Mais l'homme a été quelque peu surpris lorsqu'une de ces lycéennes a de suite trouvé la réponse à la question qu'il pose chaque fois. « Avec quoi est faite cette veste, d'après vous ? », a-t-il demandé. « Avec des cheveux », a rétorqué Doris. Un peu étonné de la rapidité de cette réponse peu évidente, le rescapé a interpellé la jeune fille. « Je l'ai vue à Auschwitz », lui a-t-elle expliqué. « J'y suis allée avec le collège d'Arudy parce qu'on avait gagné un concours », a-t-elle précisé.

« Les poux adoraient se loger dans ces vestes », a raconté André Zanardi.

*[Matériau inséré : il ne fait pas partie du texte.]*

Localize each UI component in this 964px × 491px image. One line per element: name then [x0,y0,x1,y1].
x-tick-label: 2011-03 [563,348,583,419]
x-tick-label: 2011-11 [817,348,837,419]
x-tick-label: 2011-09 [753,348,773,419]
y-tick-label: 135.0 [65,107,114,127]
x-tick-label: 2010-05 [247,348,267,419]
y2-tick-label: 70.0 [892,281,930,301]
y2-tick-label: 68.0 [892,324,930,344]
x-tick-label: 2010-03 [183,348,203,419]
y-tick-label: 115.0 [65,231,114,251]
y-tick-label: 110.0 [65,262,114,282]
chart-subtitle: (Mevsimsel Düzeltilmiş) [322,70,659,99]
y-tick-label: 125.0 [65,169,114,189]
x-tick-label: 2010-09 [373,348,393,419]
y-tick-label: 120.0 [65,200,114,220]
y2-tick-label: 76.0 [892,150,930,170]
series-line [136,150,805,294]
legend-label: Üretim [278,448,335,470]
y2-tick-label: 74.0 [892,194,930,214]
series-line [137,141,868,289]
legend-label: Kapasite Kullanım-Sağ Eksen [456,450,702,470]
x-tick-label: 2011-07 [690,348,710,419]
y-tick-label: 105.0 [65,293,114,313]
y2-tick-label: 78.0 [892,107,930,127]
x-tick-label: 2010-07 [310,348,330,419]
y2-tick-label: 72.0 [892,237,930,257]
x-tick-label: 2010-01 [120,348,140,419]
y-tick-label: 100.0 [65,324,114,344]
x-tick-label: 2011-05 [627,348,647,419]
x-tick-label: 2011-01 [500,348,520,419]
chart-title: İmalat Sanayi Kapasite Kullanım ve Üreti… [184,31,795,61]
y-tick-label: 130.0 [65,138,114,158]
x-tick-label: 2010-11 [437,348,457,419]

Pourtant, quand il a été libéré par les Russes le 7 juin 1945, le premier geste du très jeune homme qu'il était encore fut de récupérer une veste et un pantalon de déporté.

Les lycéennes, élèves de terminale BEP carrières sanitaires et sociales, ont bu les paroles de l'ancien déporté. « On a travaillé sur la République espagnole, sur toutes ces périodes et les filles ont fait une exposition sur les camps, avec des grattages réalisés avec leur professeur d'arts plastiques. Ces tableaux sont exposés ici, à l'espace Laulhère », signale leur professeur d'espagnol Véronique Annette qui a travaillé sur le sujet avec ses collègues Alain Major (histoire) et Romuald Paulet (arts plastiques).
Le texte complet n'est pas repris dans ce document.